Southern African Shipyards (SAS) has been named Best Established Black Owned Business at the Black Business Quarterly Awards in Johannesburg at the weekend.
The ceremony, hosted at Emperors Palace, saw Black Owned Businesses being honoured for their contributions to transformation and Broad Based Black Economic Empowerment (BBBEE) in the country.
Durban based SAS is today 100% Black Owned; 70% Black Women-Owned and 12% employee owned.
Founded by the late Don Mkhwanwazi and the company’s current CEO Prasheen Maharaj, SAS today competes on a global stage in the ship repair and ship building sector.
“When our peers note the good work we are doing at SAS, it is most humbling – and must mean that we are doing something right,” Maharaj said. “Every South African business not only has a moral obligation to redressing the inequalities of the past, but to building this wonderful nation of ours on a foundation of skills transfer and development,” he said.
Maharaj said he was particularly proud of the SAS Artisan training programme, where hundreds of young South Africans graduate as maritime professionals.
In a statement published by the International Monetary Fund it was revealed that South Africa faces low growth and low job creation prospects and that the increasing labour force is projected to exacerbate unemployment pressures, poverty, and inequality.
Maharaj said that taking cognisance of this challenge within the context of the oceans economy, the private sector and government needed to speed up efforts to grow jobs and reach the 1 million jobs target set out by Operation Phakisa in 2014.
“There needs to be a sincerer effort to have meaningful engagement between the private sector and government as ultimately the private sector will be the largest absorber of the skills base,” he said.
On the topic of women empowerment, he said that the industry needed to have meaningful conversations about females in the maritime industry.
Deputy Minister of Transport, Dikeledi Magadzi, praised the Durban-based Southern African Shipyards for making giant strides in empowering women in maritime.

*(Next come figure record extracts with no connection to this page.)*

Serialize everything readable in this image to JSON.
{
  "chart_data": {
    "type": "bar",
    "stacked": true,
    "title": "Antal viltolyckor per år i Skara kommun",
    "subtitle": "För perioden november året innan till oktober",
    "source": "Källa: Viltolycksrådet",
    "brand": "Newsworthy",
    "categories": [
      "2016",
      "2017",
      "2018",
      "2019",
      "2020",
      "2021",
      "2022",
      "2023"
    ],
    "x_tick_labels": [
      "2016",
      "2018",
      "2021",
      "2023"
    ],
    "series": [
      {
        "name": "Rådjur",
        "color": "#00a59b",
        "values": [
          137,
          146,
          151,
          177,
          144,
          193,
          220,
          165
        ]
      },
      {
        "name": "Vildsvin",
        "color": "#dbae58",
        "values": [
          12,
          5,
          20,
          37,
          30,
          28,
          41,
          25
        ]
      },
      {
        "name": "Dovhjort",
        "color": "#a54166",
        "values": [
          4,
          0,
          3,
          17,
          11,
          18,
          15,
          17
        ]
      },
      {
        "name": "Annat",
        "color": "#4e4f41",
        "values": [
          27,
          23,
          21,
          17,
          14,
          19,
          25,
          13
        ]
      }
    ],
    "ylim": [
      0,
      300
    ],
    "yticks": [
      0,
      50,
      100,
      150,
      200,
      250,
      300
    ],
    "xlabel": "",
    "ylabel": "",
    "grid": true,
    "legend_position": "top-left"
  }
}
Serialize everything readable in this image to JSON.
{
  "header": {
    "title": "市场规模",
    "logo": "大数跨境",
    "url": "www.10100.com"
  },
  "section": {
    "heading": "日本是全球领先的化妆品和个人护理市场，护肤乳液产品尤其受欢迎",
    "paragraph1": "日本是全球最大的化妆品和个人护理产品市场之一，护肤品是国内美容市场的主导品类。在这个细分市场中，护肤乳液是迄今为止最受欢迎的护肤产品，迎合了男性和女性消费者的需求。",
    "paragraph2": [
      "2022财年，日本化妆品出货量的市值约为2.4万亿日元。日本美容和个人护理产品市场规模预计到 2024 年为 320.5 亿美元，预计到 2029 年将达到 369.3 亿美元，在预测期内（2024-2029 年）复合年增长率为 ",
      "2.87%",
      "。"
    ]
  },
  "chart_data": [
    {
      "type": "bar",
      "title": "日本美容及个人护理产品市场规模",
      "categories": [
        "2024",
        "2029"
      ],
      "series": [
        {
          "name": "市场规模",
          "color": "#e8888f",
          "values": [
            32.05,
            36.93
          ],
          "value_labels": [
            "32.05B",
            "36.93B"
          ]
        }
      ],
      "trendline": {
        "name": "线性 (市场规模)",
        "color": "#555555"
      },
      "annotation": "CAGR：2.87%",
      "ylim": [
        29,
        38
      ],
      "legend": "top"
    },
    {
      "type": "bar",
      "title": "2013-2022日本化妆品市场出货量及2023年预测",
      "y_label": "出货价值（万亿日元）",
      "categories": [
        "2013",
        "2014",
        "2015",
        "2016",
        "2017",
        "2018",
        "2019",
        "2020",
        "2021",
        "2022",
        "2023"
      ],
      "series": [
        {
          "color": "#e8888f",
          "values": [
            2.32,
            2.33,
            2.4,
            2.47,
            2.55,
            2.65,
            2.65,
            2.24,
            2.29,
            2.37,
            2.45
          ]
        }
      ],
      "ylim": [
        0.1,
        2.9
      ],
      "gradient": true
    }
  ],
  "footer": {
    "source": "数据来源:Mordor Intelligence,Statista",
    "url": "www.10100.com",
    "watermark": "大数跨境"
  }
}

At a Women’s Day event hosted by SAS, she said, “With the manufacturing and maintenance of ships, we are looking at what can be done to create jobs. As a department we appreciate what SAS is doing. This is about growing the economy as much as it is promoting equality. You are not just building ships but building the nation.”
The company was recently awarded a multi-billion Rand contract to build a Hydrographic Survey Vessel (HSV) for the South African Navy which represents one of the most complex projects to be undertaken in the African continent in recent years.
Another milestone project was the Transnet Ports Authority (TNPA) contract to build nine tugs, the largest contract to be issued to a single company by the State Owned Entity – the project value was an estimated R1.4 billion.
Other companies nominated on the evening were Pioneer Foods, Life 4 U Foundation, Path Steward Foundation NPC, COEGA, Tipp Focus, Bonakude Consulting, Pamodzi Unique Engineering, Bathu and Boon Africa.